Can develop this blood, biomarkers using mitochondrial DNA and this will be the, very nice very useful biomarker for the prognostics of Parkinson's disease in the future, I hope.
[00:11:24] Dr. Sarah Camargos: We hope. And what are your next steps in this field?
[00:11:28] Prof. Sun Ju Chung: We are continue to study Of mitochondrial DNA and nuclear DNA. Next step will be to investigate changing interaction between mitochondrial DNA copy number or mitochondrial genes with nuclear DNA. As I said we know the very important cordial mutation for Parkinson's disease, and we know that m ore than 90 genetic variation relative to the sporadic Parkinson's disease. But there has been little study about [00:12:00] the interaction between a nuclear gene and mitochondrial genes, so we hope we can study the gene interaction between nuclear and mitochondrial genes.
And as I said yeah, we are conducting, next step genetic studies to develop these genetic findings as new blood biomarkers. We hope to use more large size of a sample to validate our findings And hope to develop a new blood biomarker for Parkinson's disease patient in the future.
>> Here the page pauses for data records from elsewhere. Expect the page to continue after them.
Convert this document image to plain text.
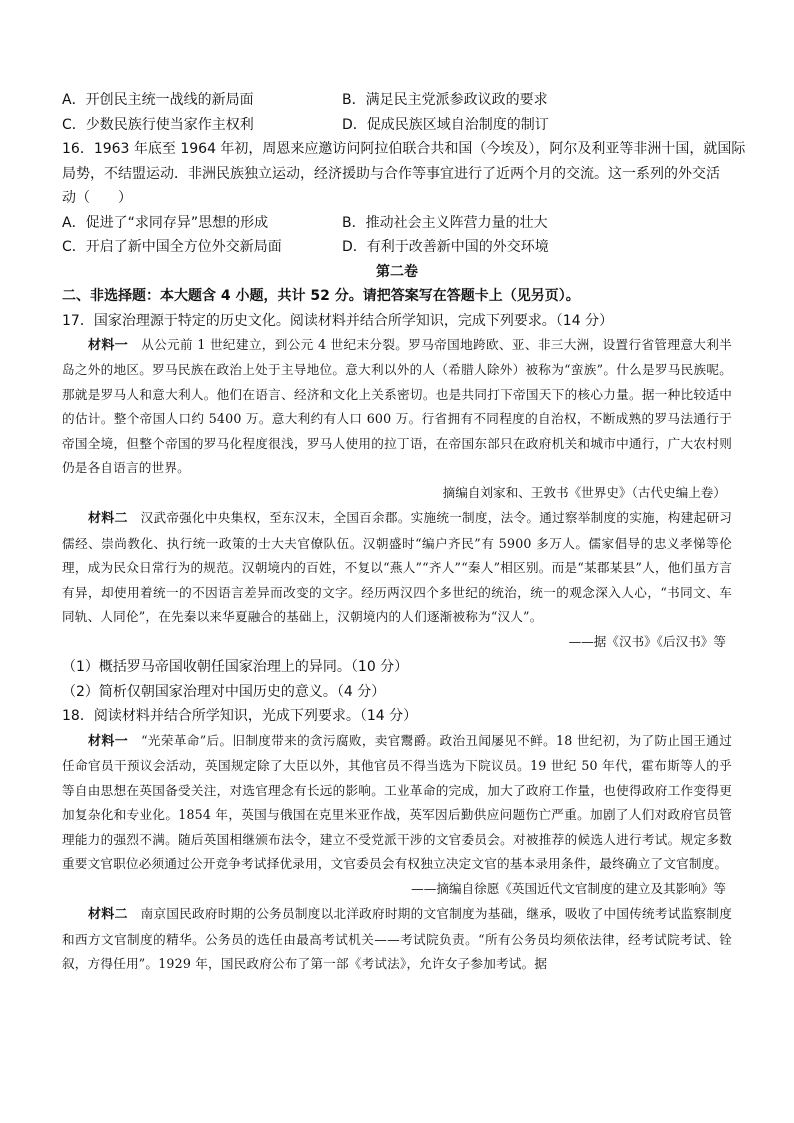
A．开创民主统一战线的新局面	B．满足民主党派参政议政的要求
C．少数民族行使当家作主权利	D．促成民族区域自治制度的制订
16．1963 年底至 1964 年初，周恩来应邀访问阿拉伯联合共和国（今埃及），阿尔及利亚等非洲十国，就国际
局势，不结盟运动．非洲民族独立运动，经济援助与合作等事宜进行了近两个月的交流。这一系列的外交活
动（　　）
A．促进了“求同存异”思想的形成	B．推动社会主义阵营力量的壮大
C．开启了新中国全方位外交新局面	D．有利于改善新中国的外交环境
第二卷
二、非选择题：本大题含 4 小题，共计 52 分。请把答案写在答题卡上（见另页）。
17．国家治理源于特定的历史文化。阅读材料并结合所学知识，完成下列要求。（14 分）

材料一 从公元前 1 世纪建立，到公元 4 世纪末分裂。罗马帝国地跨欧、亚、非三大洲，设置行省管理意大利半岛之外的地区。罗马民族在政治上处于主导地位。意大利以外的人（希腊人除外）被称为“蛮族”。什么是罗马民族呢。那就是罗马人和意大利人。他们在语言、经济和文化上关系密切。也是共同打下帝国天下的核心力量。据一种比较适中的估计。整个帝国人口约 5400 万。意大利约有人口 600 万。行省拥有不同程度的自治权，不断成熟的罗马法通行于帝国全境，但整个帝国的罗马化程度很浅，罗马人使用的拉丁语，在帝国东部只在政府机关和城市中通行，广大农村则仍是各自语言的世界。

摘编自刘家和、王敦书《世界史》（古代史编上卷）

材料二 汉武帝强化中央集权，至东汉末，全国百余郡。实施统一制度，法令。通过察举制度的实施，构建起研习儒经、崇尚教化、执行统一政策的士大夫官僚队伍。汉朝盛时“编户齐民”有 5900 多万人。儒家倡导的忠义孝悌等伦理，成为民众日常行为的规范。汉朝境内的百姓，不复以“燕人”“齐人”“秦人”相区别。而是“某郡某县”人，他们虽方言有异，却使用着统一的不因语言差异而改变的文字。经历两汉四个多世纪的统治，统一的观念深入人心，“书同文、车同轨、人同伦”，在先秦以来华夏融合的基础上，汉朝境内的人们逐渐被称为“汉人”。

——据《汉书》《后汉书》等
（1）概括罗马帝国收朝任国家治理上的异同。（10 分）
（2）简析仅朝国家治理对中国历史的意义。（4 分）
18．阅读材料并结合所学知识，光成下列要求。（14 分）

材料一 “光荣革命”后。旧制度带来的贪污腐败，卖官鬻爵。政治丑闻屡见不鲜。18 世纪初，为了防止国王通过任命官员干预议会活动，英国规定除了大臣以外，其他官员不得当选为下院议员。19 世纪 50 年代，霍布斯等人的乎等自由思想在英国备受关注，对选官理念有长远的影响。工业革命的完成，加大了政府工作量，也使得政府工作变得更加复杂化和专业化。1854 年，英国与俄国在克里米亚作战，英军因后勤供应问题伤亡严重。加剧了人们对政府官员管理能力的强烈不满。随后英国相继颁布法令，建立不受党派干涉的文官委员会。对被推荐的候选人进行考试。规定多数重要文官职位必须通过公开竞争考试择优录用，文官委员会有权独立决定文官的基本录用条件，最终确立了文官制度。

——摘编自徐愿《英国近代文官制度的建立及其影响》等

材料二 南京国民政府时期的公务员制度以北洋政府时期的文官制度为基础，继承，吸收了中国传统考试监察制度和西方文官制度的精华。公务员的选任由最高考试机关——考试院负责。“所有公务员均须依法律，经考试院考试、铨叙，方得任用”。1929 年，国民政府公布了第一部《考试法》，允许女子参加考试。据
[00:12:30] Dr. Sarah Camargos: And this is, it's amazing, it's completely interesting field and it's easy to take a blood for our patients, although it's a little bit expensive nowadays. But hopefully things are going to be easier don't you think?
[00:12:46] Prof. Sun Ju Chung: Absolutely. You're right. I agree. Yeah.
[00:12:50] Dr. Sarah Camargos: Thank you, Professor Chung, for your time with us and have a nice day.
[00:12:55] Prof. Sun Ju Chung: Thank you so much.